The fifth alternative financing option for HSB is Collective Investment Scheme. The company can place profiting properties like 3 Third Avenue in a trust and appoints a manager to manage this asset. Investor can then purchase an interest in the trust by buying units which are listed on the stock exchange. Since units are offered to the public, the company has to comply with the provisions governing offers of units in collective investment schemes found in S285 - S302 SFA.
Offers to public
When a company is listed in SGX, it is entitled to offer its securities to the public to raise funds in the public sphere. (1.1) Shares, (2.111) Public debentures and (3.0) Units in collective investment schemes are types of securities offered to the public. SFA, CA and Monetary Authority of Singapore Act are statutory rules governing the capital market. While SGX-ST Listing Manual (LM) and Takeover & Mergers Code (TC) administered by the Securities Industry council (SIC) are non-statutory rules governing the capital market.
Company can be listed in
SGX Main board
Company must have a minimum market capitalization of $80 million or satisfactory profit track record of at least $7.5 million for the last 3 years. It must have at least 1,000 shareholders and proves healthy financial position with no shortfall in working capital. Company must produce a Prospectus.
Company need not meet any financial entry criteria. However, the company needs to have a sponsor which has entry criteria that it is a corporate with minimum base capital of S$500,000. On the other hand, instead of prospectus, the company must produce an Offer Document.

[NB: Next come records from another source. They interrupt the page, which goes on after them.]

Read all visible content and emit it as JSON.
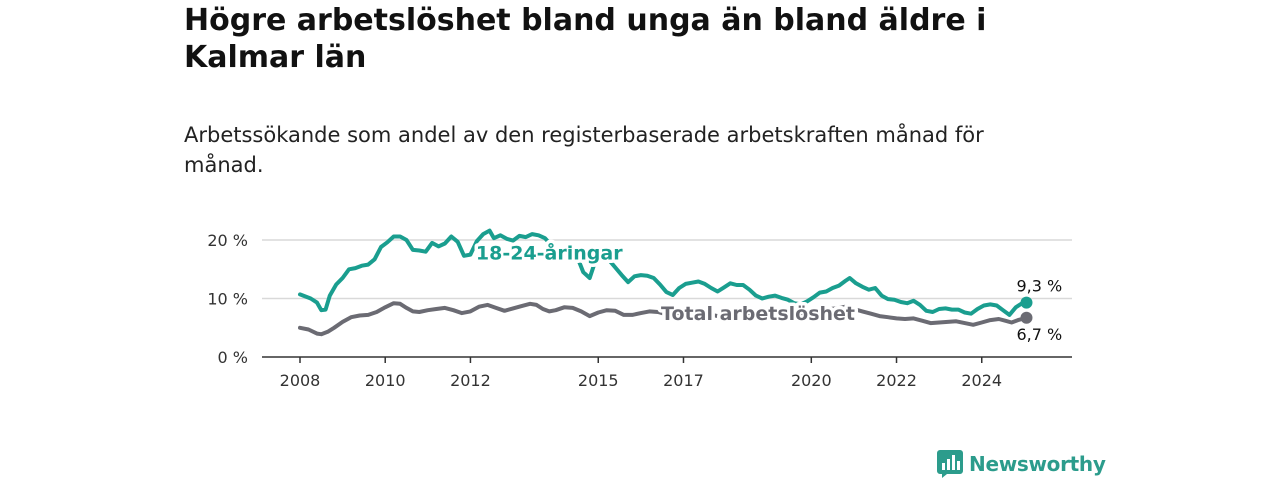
{
  "title": "Högre arbetslöshet bland unga än bland äldre i Kalmar län",
  "subtitle": "Arbetssökande som andel av den registerbaserade arbetskraften månad för månad.",
  "brand": {
    "name": "Newsworthy",
    "icon": "newsworthy-logo-icon",
    "color": "#2c9c8c"
  },
  "chart_data": {
    "type": "line",
    "title": "Högre arbetslöshet bland unga än bland äldre i Kalmar län",
    "subtitle": "Arbetssökande som andel av den registerbaserade arbetskraften månad för månad.",
    "xlabel": "",
    "ylabel": "",
    "x_range": [
      2008.0,
      2025.25
    ],
    "ylim": [
      0,
      20
    ],
    "y_ticks": [
      0,
      10,
      20
    ],
    "y_tick_labels": [
      "0 %",
      "10 %",
      "20 %"
    ],
    "x_ticks": [
      2008,
      2010,
      2012,
      2015,
      2017,
      2020,
      2022,
      2024
    ],
    "x_tick_labels": [
      "2008",
      "2010",
      "2012",
      "2015",
      "2017",
      "2020",
      "2022",
      "2024"
    ],
    "grid": {
      "horizontal": true,
      "vertical": false
    },
    "legend": "inline labels",
    "series": [
      {
        "name": "18-24-åringar",
        "color": "#1a9e8f",
        "end_label": "9,3 %",
        "points": [
          [
            2008.0,
            10.7
          ],
          [
            2008.25,
            10.0
          ],
          [
            2008.4,
            9.3
          ],
          [
            2008.5,
            8.0
          ],
          [
            2008.6,
            8.1
          ],
          [
            2008.7,
            10.5
          ],
          [
            2008.85,
            12.4
          ],
          [
            2009.0,
            13.5
          ],
          [
            2009.15,
            15.0
          ],
          [
            2009.3,
            15.2
          ],
          [
            2009.45,
            15.6
          ],
          [
            2009.6,
            15.8
          ],
          [
            2009.75,
            16.7
          ],
          [
            2009.9,
            18.8
          ],
          [
            2010.05,
            19.6
          ],
          [
            2010.2,
            20.6
          ],
          [
            2010.35,
            20.6
          ],
          [
            2010.5,
            20.0
          ],
          [
            2010.65,
            18.3
          ],
          [
            2010.8,
            18.2
          ],
          [
            2010.95,
            18.0
          ],
          [
            2011.1,
            19.5
          ],
          [
            2011.25,
            18.9
          ],
          [
            2011.4,
            19.4
          ],
          [
            2011.55,
            20.6
          ],
          [
            2011.7,
            19.7
          ],
          [
            2011.85,
            17.3
          ],
          [
            2012.0,
            17.5
          ],
          [
            2012.15,
            19.8
          ],
          [
            2012.3,
            21.0
          ],
          [
            2012.45,
            21.6
          ],
          [
            2012.55,
            20.3
          ],
          [
            2012.7,
            20.8
          ],
          [
            2012.85,
            20.2
          ],
          [
            2013.0,
            19.9
          ],
          [
            2013.15,
            20.7
          ],
          [
            2013.3,
            20.5
          ],
          [
            2013.45,
            21.0
          ],
          [
            2013.6,
            20.8
          ],
          [
            2013.75,
            20.3
          ],
          [
            2013.9,
            19.1
          ],
          [
            2014.05,
            17.1
          ],
          [
            2014.2,
            16.8
          ],
          [
            2014.35,
            17.5
          ],
          [
            2014.5,
            17.2
          ],
          [
            2014.65,
            14.5
          ],
          [
            2014.8,
            13.5
          ],
          [
            2014.95,
            16.8
          ],
          [
            2015.1,
            16.7
          ],
          [
            2015.25,
            16.6
          ],
          [
            2015.4,
            15.3
          ],
          [
            2015.55,
            14.0
          ],
          [
            2015.7,
            12.8
          ],
          [
            2015.85,
            13.8
          ],
          [
            2016.0,
            14.0
          ],
          [
            2016.15,
            13.9
          ],
          [
            2016.3,
            13.5
          ],
          [
            2016.45,
            12.4
          ],
          [
            2016.6,
            11.1
          ],
          [
            2016.75,
            10.6
          ],
          [
            2016.9,
            11.8
          ],
          [
            2017.05,
            12.5
          ],
          [
            2017.2,
            12.7
          ],
          [
            2017.35,
            12.9
          ],
          [
            2017.5,
            12.5
          ],
          [
            2017.65,
            11.8
          ],
          [
            2017.8,
            11.2
          ],
          [
            2017.95,
            11.9
          ],
          [
            2018.1,
            12.6
          ],
          [
            2018.25,
            12.3
          ],
          [
            2018.4,
            12.3
          ],
          [
            2018.55,
            11.5
          ],
          [
            2018.7,
            10.5
          ],
          [
            2018.85,
            10.0
          ],
          [
            2019.0,
            10.3
          ],
          [
            2019.15,
            10.5
          ],
          [
            2019.3,
            10.1
          ],
          [
            2019.45,
            9.8
          ],
          [
            2019.6,
            9.2
          ],
          [
            2019.75,
            9.0
          ],
          [
            2019.9,
            9.5
          ],
          [
            2020.05,
            10.2
          ],
          [
            2020.2,
            11.0
          ],
          [
            2020.35,
            11.2
          ],
          [
            2020.5,
            11.8
          ],
          [
            2020.65,
            12.2
          ],
          [
            2020.8,
            13.0
          ],
          [
            2020.9,
            13.5
          ],
          [
            2021.05,
            12.6
          ],
          [
            2021.2,
            12.0
          ],
          [
            2021.35,
            11.5
          ],
          [
            2021.5,
            11.8
          ],
          [
            2021.65,
            10.5
          ],
          [
            2021.8,
            9.9
          ],
          [
            2021.95,
            9.8
          ],
          [
            2022.1,
            9.4
          ],
          [
            2022.25,
            9.2
          ],
          [
            2022.4,
            9.6
          ],
          [
            2022.55,
            8.9
          ],
          [
            2022.7,
            7.9
          ],
          [
            2022.85,
            7.7
          ],
          [
            2023.0,
            8.2
          ],
          [
            2023.15,
            8.3
          ],
          [
            2023.3,
            8.1
          ],
          [
            2023.45,
            8.1
          ],
          [
            2023.6,
            7.6
          ],
          [
            2023.75,
            7.4
          ],
          [
            2023.9,
            8.2
          ],
          [
            2024.05,
            8.8
          ],
          [
            2024.2,
            9.0
          ],
          [
            2024.35,
            8.8
          ],
          [
            2024.5,
            8.0
          ],
          [
            2024.65,
            7.2
          ],
          [
            2024.8,
            8.5
          ],
          [
            2024.95,
            9.2
          ],
          [
            2025.05,
            9.3
          ]
        ]
      },
      {
        "name": "Total arbetslöshet",
        "color": "#6b6b73",
        "end_label": "6,7 %",
        "points": [
          [
            2008.0,
            5.0
          ],
          [
            2008.2,
            4.7
          ],
          [
            2008.4,
            4.0
          ],
          [
            2008.5,
            3.9
          ],
          [
            2008.65,
            4.3
          ],
          [
            2008.8,
            5.0
          ],
          [
            2009.0,
            6.0
          ],
          [
            2009.2,
            6.8
          ],
          [
            2009.4,
            7.1
          ],
          [
            2009.6,
            7.2
          ],
          [
            2009.8,
            7.7
          ],
          [
            2010.0,
            8.5
          ],
          [
            2010.2,
            9.2
          ],
          [
            2010.35,
            9.1
          ],
          [
            2010.5,
            8.4
          ],
          [
            2010.65,
            7.8
          ],
          [
            2010.8,
            7.7
          ],
          [
            2011.0,
            8.0
          ],
          [
            2011.2,
            8.2
          ],
          [
            2011.4,
            8.4
          ],
          [
            2011.6,
            8.0
          ],
          [
            2011.8,
            7.5
          ],
          [
            2012.0,
            7.8
          ],
          [
            2012.2,
            8.6
          ],
          [
            2012.4,
            8.9
          ],
          [
            2012.6,
            8.4
          ],
          [
            2012.8,
            7.9
          ],
          [
            2013.0,
            8.3
          ],
          [
            2013.2,
            8.7
          ],
          [
            2013.4,
            9.1
          ],
          [
            2013.55,
            8.9
          ],
          [
            2013.7,
            8.2
          ],
          [
            2013.85,
            7.8
          ],
          [
            2014.0,
            8.0
          ],
          [
            2014.2,
            8.5
          ],
          [
            2014.4,
            8.4
          ],
          [
            2014.6,
            7.8
          ],
          [
            2014.8,
            7.0
          ],
          [
            2015.0,
            7.6
          ],
          [
            2015.2,
            8.0
          ],
          [
            2015.4,
            7.9
          ],
          [
            2015.6,
            7.2
          ],
          [
            2015.8,
            7.2
          ],
          [
            2016.0,
            7.5
          ],
          [
            2016.2,
            7.8
          ],
          [
            2016.4,
            7.7
          ],
          [
            2016.6,
            7.3
          ],
          [
            2016.8,
            7.0
          ],
          [
            2017.0,
            7.5
          ],
          [
            2017.2,
            7.9
          ],
          [
            2017.4,
            7.8
          ],
          [
            2017.6,
            7.3
          ],
          [
            2017.8,
            7.0
          ],
          [
            2018.0,
            7.4
          ],
          [
            2018.2,
            7.7
          ],
          [
            2018.4,
            7.5
          ],
          [
            2018.6,
            7.0
          ],
          [
            2018.8,
            6.9
          ],
          [
            2019.0,
            7.1
          ],
          [
            2019.2,
            7.4
          ],
          [
            2019.4,
            7.3
          ],
          [
            2019.6,
            7.0
          ],
          [
            2019.8,
            7.0
          ],
          [
            2020.0,
            7.6
          ],
          [
            2020.2,
            8.1
          ],
          [
            2020.4,
            8.2
          ],
          [
            2020.6,
            8.3
          ],
          [
            2020.8,
            8.6
          ],
          [
            2021.0,
            8.2
          ],
          [
            2021.2,
            7.8
          ],
          [
            2021.4,
            7.4
          ],
          [
            2021.6,
            7.0
          ],
          [
            2021.8,
            6.8
          ],
          [
            2022.0,
            6.6
          ],
          [
            2022.2,
            6.5
          ],
          [
            2022.4,
            6.6
          ],
          [
            2022.6,
            6.2
          ],
          [
            2022.8,
            5.8
          ],
          [
            2023.0,
            5.9
          ],
          [
            2023.2,
            6.0
          ],
          [
            2023.4,
            6.1
          ],
          [
            2023.6,
            5.8
          ],
          [
            2023.8,
            5.5
          ],
          [
            2024.0,
            5.9
          ],
          [
            2024.2,
            6.3
          ],
          [
            2024.4,
            6.5
          ],
          [
            2024.55,
            6.2
          ],
          [
            2024.7,
            5.9
          ],
          [
            2024.85,
            6.3
          ],
          [
            2025.05,
            6.7
          ]
        ]
      }
    ],
    "annotations": [
      {
        "text": "18-24-åringar",
        "series": "18-24-åringar",
        "at_x": 2013.85,
        "at_y": 17.9
      },
      {
        "text": "Total arbetslöshet",
        "series": "Total arbetslöshet",
        "at_x": 2018.75,
        "at_y": 7.5
      }
    ]
  }
}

In the case of HSB cannot be listed in SGX Main Board because its maximum asset did not meet the $80 million minimum market capitalization or a $7.5 million track record in 3 years. Therefore the sixth alternative financing option for the company is to be listed in Catalist. The company will have to make an initial price offering (IPO) through issuing an offer document lodged at Catalist website for public dissemination and list through sponsors. The other alternative is by placement of shares through intermediaries (such as stockbrokers). The intermediary will find investors to subscribe to the allotted shares at a given price.
Although this option can help expand company financial source, a note of caution is that raising funds in the public sphere has more stringent rules to abide to and requires the company to file numerous reports to SGX. The company's every move will be subjected to a close scrutiny of its public shareholders and it might also be subjected to takeover since the company now belongs to the “public”.

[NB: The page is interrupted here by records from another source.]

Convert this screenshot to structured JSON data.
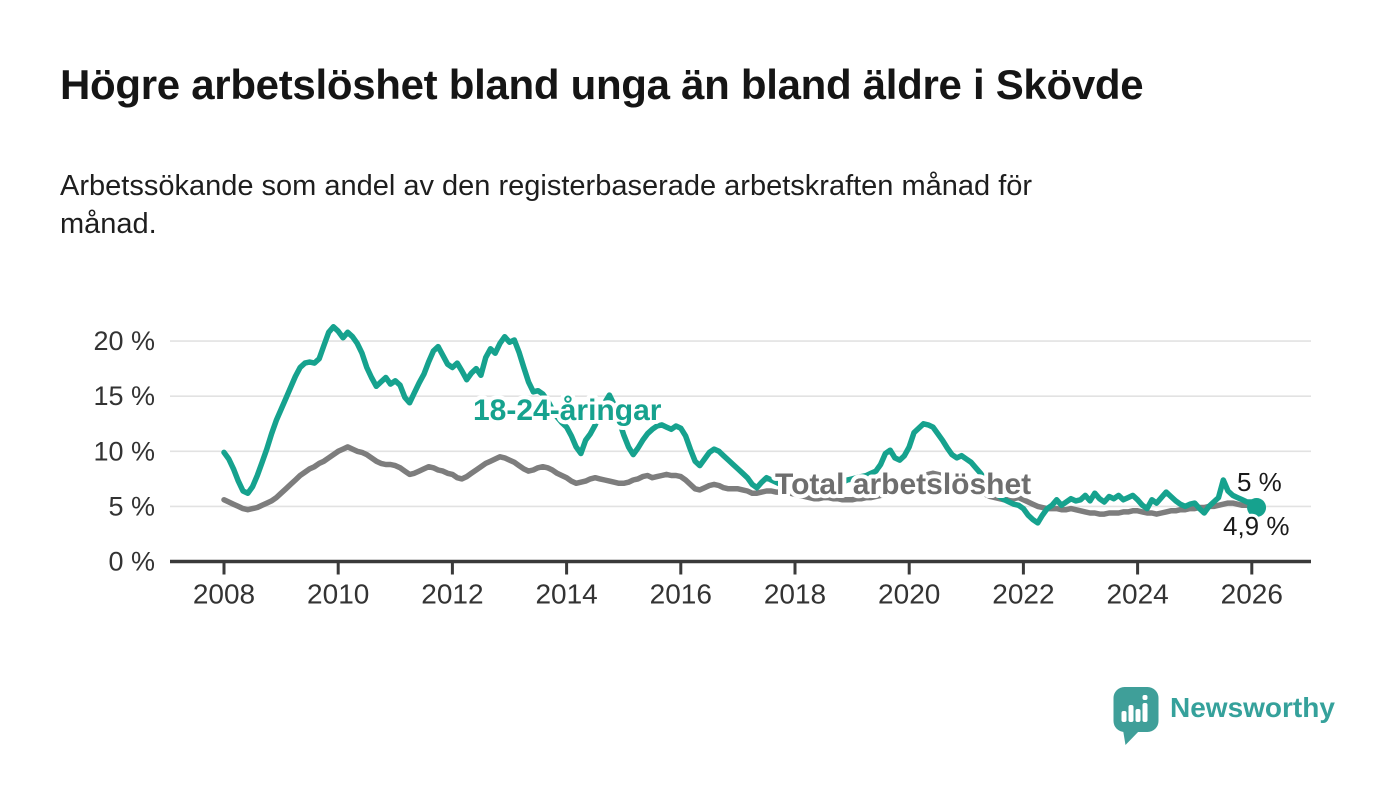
{
  "header": {
    "title": "Högre arbetslöshet bland unga än bland äldre i Skövde",
    "subtitle_line1": "Arbetssökande som andel av den registerbaserade arbetskraften månad för",
    "subtitle_line2": "månad."
  },
  "chart_data": {
    "type": "line",
    "title": "Högre arbetslöshet bland unga än bland äldre i Skövde",
    "xlabel": "",
    "ylabel": "Arbetssökande som andel av den registerbaserade arbetskraften",
    "unit": "%",
    "grid": true,
    "legend_position": "inline-labels",
    "x_start": 2008.0,
    "x_step_months": 1,
    "x_ticks": [
      2008,
      2010,
      2012,
      2014,
      2016,
      2018,
      2020,
      2022,
      2024,
      2026
    ],
    "y_ticks": [
      {
        "value": 0,
        "label": "0 %"
      },
      {
        "value": 5,
        "label": "5 %"
      },
      {
        "value": 10,
        "label": "10 %"
      },
      {
        "value": 15,
        "label": "15 %"
      },
      {
        "value": 20,
        "label": "20 %"
      }
    ],
    "ylim": [
      0,
      22
    ],
    "series": [
      {
        "name": "18-24-åringar",
        "color": "#16a28e",
        "end_label": "4,9 %",
        "end_value": 4.9,
        "values": [
          9.9,
          9.3,
          8.4,
          7.3,
          6.4,
          6.2,
          6.8,
          7.8,
          9.0,
          10.2,
          11.6,
          12.8,
          13.8,
          14.8,
          15.8,
          16.8,
          17.6,
          18.0,
          18.1,
          18.0,
          18.4,
          19.6,
          20.8,
          21.3,
          20.9,
          20.3,
          20.8,
          20.4,
          19.8,
          18.9,
          17.6,
          16.7,
          15.9,
          16.3,
          16.7,
          16.1,
          16.4,
          16.0,
          14.9,
          14.4,
          15.3,
          16.2,
          17.0,
          18.1,
          19.1,
          19.5,
          18.7,
          17.9,
          17.6,
          18.0,
          17.3,
          16.5,
          17.1,
          17.5,
          16.9,
          18.5,
          19.3,
          18.9,
          19.8,
          20.4,
          19.9,
          20.1,
          19.0,
          17.6,
          16.3,
          15.4,
          15.5,
          15.2,
          14.6,
          13.8,
          13.1,
          12.6,
          12.2,
          11.4,
          10.4,
          9.8,
          11.0,
          11.6,
          12.4,
          13.4,
          14.4,
          15.1,
          14.2,
          12.8,
          11.5,
          10.4,
          9.7,
          10.3,
          11.0,
          11.6,
          12.0,
          12.3,
          12.4,
          12.2,
          12.0,
          12.3,
          12.1,
          11.4,
          10.2,
          9.1,
          8.7,
          9.3,
          9.9,
          10.2,
          10.0,
          9.6,
          9.2,
          8.8,
          8.4,
          8.0,
          7.6,
          7.0,
          6.7,
          7.2,
          7.6,
          7.4,
          7.2,
          7.0,
          6.9,
          6.8,
          6.7,
          6.6,
          6.4,
          6.3,
          6.2,
          6.4,
          6.6,
          6.8,
          6.9,
          7.0,
          7.2,
          7.4,
          7.5,
          7.6,
          7.7,
          7.8,
          8.0,
          8.2,
          8.8,
          9.8,
          10.1,
          9.4,
          9.2,
          9.6,
          10.4,
          11.7,
          12.1,
          12.5,
          12.4,
          12.2,
          11.6,
          11.0,
          10.3,
          9.7,
          9.4,
          9.6,
          9.3,
          9.0,
          8.5,
          8.0,
          7.4,
          6.8,
          6.3,
          5.9,
          5.6,
          5.4,
          5.2,
          5.1,
          4.8,
          4.2,
          3.8,
          3.5,
          4.2,
          4.8,
          5.1,
          5.6,
          5.1,
          5.4,
          5.7,
          5.5,
          5.6,
          6.0,
          5.5,
          6.2,
          5.7,
          5.4,
          5.9,
          5.7,
          6.0,
          5.6,
          5.8,
          6.0,
          5.6,
          5.1,
          4.8,
          5.6,
          5.3,
          5.8,
          6.3,
          5.9,
          5.5,
          5.2,
          5.0,
          5.2,
          5.3,
          4.8,
          4.4,
          5.0,
          5.4,
          5.8,
          7.4,
          6.4,
          6.0,
          5.8,
          5.6,
          5.4,
          5.4,
          4.9
        ]
      },
      {
        "name": "Total arbetslöshet",
        "color": "#7d7d7d",
        "end_label": "5 %",
        "end_value": 5.0,
        "values": [
          5.6,
          5.4,
          5.2,
          5.0,
          4.8,
          4.7,
          4.8,
          4.9,
          5.1,
          5.3,
          5.5,
          5.8,
          6.2,
          6.6,
          7.0,
          7.4,
          7.8,
          8.1,
          8.4,
          8.6,
          8.9,
          9.1,
          9.4,
          9.7,
          10.0,
          10.2,
          10.4,
          10.2,
          10.0,
          9.9,
          9.7,
          9.4,
          9.1,
          8.9,
          8.8,
          8.8,
          8.7,
          8.5,
          8.2,
          7.9,
          8.0,
          8.2,
          8.4,
          8.6,
          8.5,
          8.3,
          8.2,
          8.0,
          7.9,
          7.6,
          7.5,
          7.7,
          8.0,
          8.3,
          8.6,
          8.9,
          9.1,
          9.3,
          9.5,
          9.4,
          9.2,
          9.0,
          8.7,
          8.4,
          8.2,
          8.3,
          8.5,
          8.6,
          8.5,
          8.3,
          8.0,
          7.8,
          7.6,
          7.3,
          7.1,
          7.2,
          7.3,
          7.5,
          7.6,
          7.5,
          7.4,
          7.3,
          7.2,
          7.1,
          7.1,
          7.2,
          7.4,
          7.5,
          7.7,
          7.8,
          7.6,
          7.7,
          7.8,
          7.9,
          7.8,
          7.8,
          7.7,
          7.4,
          7.0,
          6.6,
          6.5,
          6.7,
          6.9,
          7.0,
          6.9,
          6.7,
          6.6,
          6.6,
          6.6,
          6.5,
          6.4,
          6.2,
          6.2,
          6.3,
          6.4,
          6.4,
          6.3,
          6.3,
          6.2,
          6.2,
          6.1,
          6.0,
          5.9,
          5.8,
          5.7,
          5.7,
          5.8,
          5.8,
          5.7,
          5.7,
          5.6,
          5.6,
          5.6,
          5.7,
          5.7,
          5.8,
          5.8,
          5.9,
          6.0,
          6.1,
          6.2,
          6.2,
          6.3,
          6.4,
          6.6,
          6.9,
          7.3,
          7.7,
          7.9,
          8.0,
          7.9,
          7.8,
          7.6,
          7.4,
          7.2,
          7.1,
          6.9,
          6.7,
          6.5,
          6.3,
          6.1,
          5.9,
          5.8,
          5.7,
          5.6,
          5.6,
          5.7,
          5.8,
          5.6,
          5.4,
          5.2,
          5.0,
          4.9,
          4.8,
          4.8,
          4.8,
          4.7,
          4.7,
          4.8,
          4.7,
          4.6,
          4.5,
          4.4,
          4.4,
          4.3,
          4.3,
          4.4,
          4.4,
          4.4,
          4.5,
          4.5,
          4.6,
          4.6,
          4.5,
          4.4,
          4.4,
          4.3,
          4.4,
          4.5,
          4.6,
          4.6,
          4.7,
          4.7,
          4.8,
          4.8,
          4.9,
          4.9,
          5.0,
          5.0,
          5.1,
          5.2,
          5.3,
          5.3,
          5.2,
          5.1,
          5.1,
          5.0,
          5.0
        ]
      }
    ]
  },
  "footer": {
    "brand": "Newsworthy"
  },
  "colors": {
    "young_line": "#16a28e",
    "total_line": "#7d7d7d",
    "grid": "#e2e2e2",
    "axis": "#3a3a3a",
    "tick_text": "#333333",
    "title_text": "#151515",
    "end_label_text": "#1a1a1a",
    "logo": "#3f9f99",
    "logo_text": "#35a19b"
  }
}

A process which shares of a public company are acquired such that the voting control of the company passes to a new shareholder, who is the “offeror” of the take-over.
“Offeror” can take-over the company by
Rule 15 TC Voluntary takeover
“Offeror” initiates a voluntary offer to acquire shares by following the procedure stated in TC.

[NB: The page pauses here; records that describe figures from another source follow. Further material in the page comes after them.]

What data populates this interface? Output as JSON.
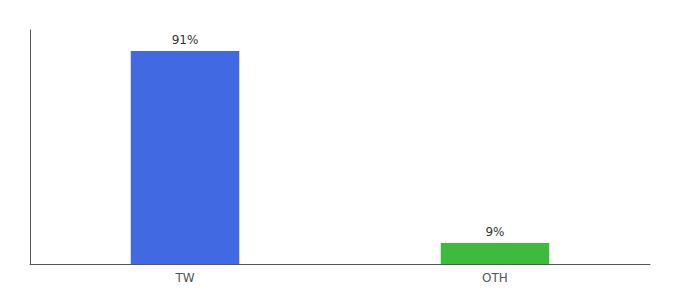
{
  "chart_data": {
    "type": "bar",
    "categories": [
      "TW",
      "OTH"
    ],
    "values": [
      91,
      9
    ],
    "value_labels": [
      "91%",
      "9%"
    ],
    "colors": [
      "#4169e1",
      "#3dbb3d"
    ],
    "ylim": [
      0,
      100
    ],
    "grid": false,
    "data_labels": true,
    "tick_labels": "x"
  }
}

Rule 14 Mandatory takeover
“Offeror” can trigger for mandatory takeover when he/she acquires 30% or more of the voting shares in the company.
Takeover is NOT a alternative financing option for HSB. When becoming public listed company, takeover is something the company can be subjected to. It is the last thing the brothers will want for the company. If this happen, the five brothers will become the minority share holders of the company and eventually lose their control and rights except for minority shareholder rights that they will be entitled to.
There are many alternative sources of funds available for the company. However, the company has to examine all the pros and cons of such financing alternatives. Some are debentures which interest is payable, while some has charges that require company's asset as a form of security to creditor and some are subject to public bureaucracy.